Tuning knob: slightly stiff when turned. How to fix?

monkboughtlunch

Super Member
My Fisher 400 has a very smooth fluid feel when the FM tuning knob is turned. In contrast, my 800B's separate AM and FM tuning sections feel a little gummy when turned. The FM on the 800B has a little more resistance than the AM when turned.

I'm guessing this is a lubrication or dried grease issue with the separate tuning mechanisms. There are a series of pulleys as well as the turning capacitors.

Is this a common issue and what is the best approach return the tuning mechanisms to the original smooth and fluid feel? Where is the most likely location of the resistance?
 
usually I put a drop of light oil on all of the moving parts. Use a needle oiler to make sure the oil doesn't get all over, but one drop in the tuning condensor at each end of the shaft, one on the tuning knob shaft where it passes through it's mounts, and one on each pulley gets it done pretty nicely. Be very careful around the tuning condensor, you don't want to bend the fins or get oil all over the place. Originally they had a bit of grease in the pulley end, but it petrifies after a half century or so.
 
If you should get oil on the tuning fins, and even if you don't, a cleaning of the tuning cap is a good idea after 50+ years. Go down to Home Depot and get a can of CRC QD Electronics Cleaner. It's a NON RESIDUE cleaner. This is very important with regard to the tuning capacitor. It's what's called an air gap capacitor, and anything (dust, dirt, oil residues, finger oils residue, etc., WILL change it's capacitance and therefore the tuning will be screwed up. Turn the tuner so the movable fins are outside of the fixed fins. Tilt the unit on it's side with the tuning cap on the lower side. Spray liberally all fins and both sides of all fins. Don't worry about surrounding surfaces, components, etc., from overspray. It won't hurt them AND it will evaporate in less than a couple of minutes. Wait 20 minutes and crank it up and check the tuning. If it's all mucked up, turn off the unit and let it dry more. 12-24 hours should do it. But in my experience with cleaning caps this way, I've been able to crank them up and have tuning within 30 minutes.
 
I had a 400 with a nearly impossible to turn tuning condensor - took a lot of effort to get it free and working. I have a rosin bottle with penetrating oil for just this operation. Some heat helps too.
 
PB Blaster, or Liquid Wrench in a needle applicator are best used for this application. With a stiff tuning knob, take off the knob, flip up the unit on it's back, so the unit's controls are on top facing UP! Remove the front panel to access the outer housing for the knob shaft. Drizzle a few drops on the knob shaft and let it flow down into the space between the knob shaft and the bushing housing. With another needle applicator filled with sewing machine oil (never use 3 in 1 oil in the RED BOTTLE). Too much wax and it will gum up the works. If you DO use 3 in1, use the BLUE BOTTLE ONLY. It's a non detergent 20w motor oil and is a little heavier than sewing machine oil. I prefer sewing Machine oil 1st and 3 in 1 2nd for this. But if sewing machine oil not avail, go ahead and use the 3in1 BLUE BOTTLE).
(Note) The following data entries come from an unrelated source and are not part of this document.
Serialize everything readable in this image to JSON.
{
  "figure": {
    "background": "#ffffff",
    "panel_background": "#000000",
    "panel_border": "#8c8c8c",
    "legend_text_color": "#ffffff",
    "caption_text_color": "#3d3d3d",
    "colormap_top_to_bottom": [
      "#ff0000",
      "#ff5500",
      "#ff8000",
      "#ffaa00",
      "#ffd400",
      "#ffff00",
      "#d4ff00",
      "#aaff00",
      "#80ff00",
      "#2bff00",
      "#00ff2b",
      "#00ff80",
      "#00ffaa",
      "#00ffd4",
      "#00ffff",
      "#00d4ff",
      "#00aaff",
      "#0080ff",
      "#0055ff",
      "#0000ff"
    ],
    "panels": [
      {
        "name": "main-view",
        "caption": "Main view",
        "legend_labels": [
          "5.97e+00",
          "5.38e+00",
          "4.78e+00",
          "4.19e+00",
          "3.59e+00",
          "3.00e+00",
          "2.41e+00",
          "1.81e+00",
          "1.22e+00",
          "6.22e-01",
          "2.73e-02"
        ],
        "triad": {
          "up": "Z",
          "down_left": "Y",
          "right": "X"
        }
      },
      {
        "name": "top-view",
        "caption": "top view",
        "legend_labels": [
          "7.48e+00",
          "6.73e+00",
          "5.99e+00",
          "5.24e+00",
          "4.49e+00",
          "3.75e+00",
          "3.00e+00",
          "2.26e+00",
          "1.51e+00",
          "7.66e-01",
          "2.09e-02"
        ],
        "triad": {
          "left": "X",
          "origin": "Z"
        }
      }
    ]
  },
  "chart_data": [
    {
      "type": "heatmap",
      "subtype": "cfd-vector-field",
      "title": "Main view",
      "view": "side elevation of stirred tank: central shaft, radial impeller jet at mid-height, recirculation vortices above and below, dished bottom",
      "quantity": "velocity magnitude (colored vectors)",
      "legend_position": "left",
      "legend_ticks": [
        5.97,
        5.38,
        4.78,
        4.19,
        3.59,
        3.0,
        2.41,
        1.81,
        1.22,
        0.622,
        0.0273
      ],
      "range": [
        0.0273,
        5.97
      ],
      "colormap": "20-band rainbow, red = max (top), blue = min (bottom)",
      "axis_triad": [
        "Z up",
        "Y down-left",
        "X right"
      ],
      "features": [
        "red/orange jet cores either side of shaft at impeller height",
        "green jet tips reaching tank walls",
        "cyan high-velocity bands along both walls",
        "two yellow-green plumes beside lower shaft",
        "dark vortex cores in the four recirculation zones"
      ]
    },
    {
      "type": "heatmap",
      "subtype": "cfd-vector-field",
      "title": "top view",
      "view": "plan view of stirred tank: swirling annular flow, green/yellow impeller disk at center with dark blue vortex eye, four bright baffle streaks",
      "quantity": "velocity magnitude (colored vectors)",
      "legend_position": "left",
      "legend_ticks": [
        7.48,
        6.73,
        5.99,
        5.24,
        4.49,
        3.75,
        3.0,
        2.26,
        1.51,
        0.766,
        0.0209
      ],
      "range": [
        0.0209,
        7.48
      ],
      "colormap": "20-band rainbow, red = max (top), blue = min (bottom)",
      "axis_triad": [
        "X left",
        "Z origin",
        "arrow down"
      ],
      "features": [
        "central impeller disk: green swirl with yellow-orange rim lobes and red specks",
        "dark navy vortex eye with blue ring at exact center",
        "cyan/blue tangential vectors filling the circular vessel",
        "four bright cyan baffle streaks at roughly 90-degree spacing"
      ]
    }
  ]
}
Back on track. Let the Penetrant sit for 24 hours in the knob bushing. Occasionally give it a 1/4 to 1/2 turn in opposite directions each time. This will help get the crud loosened up. For the pulleys one small drop of oil underneath the pulley against the shaft. Do all of them then turn the knob a couple turns both ways.

Be extremely careful when doing the bearings on the ends of the tuning capacitor.(See 1st para.) As a precaution, DO use the CRC on the fins AFTER oiling the bearings on the tuning cap.
 
I'm not super picky with my oils, but it usually ends up being sewing machine oil since thats what I have nearby the bench. Failing that I usually go for hydraulic oil or lathe spindle oil. I'm not sure its overly critical for this, its an extremely low speed bearing and you just want to get something slippery in there. Some penetrating oils don't stick around long term though.
 
probably would have made it worse honestly. Over-lubrication ruins things just like lack of lube does. Grease also oxidizes and turns hard, which is the issue we have now. I work with radiation, grease fails way faster but its overall a similar effect. What I see at work in a year's time is what the rest of the world sees in 50. Adding more grease really doesn't reverse it, and often the extra grease just ends up turning into a larger solid mass.
 
Gadget's next movie is going to be a real squeaker. The attack of the 50year old grease blobs. In Technicolor and Vista-Vision to get all of them in one shot of that horrific beige gray!!!
 
unfortunately you'd need smell-o-vision to get the full effect. There is a very unwholesome smell to heavily irradiated grease.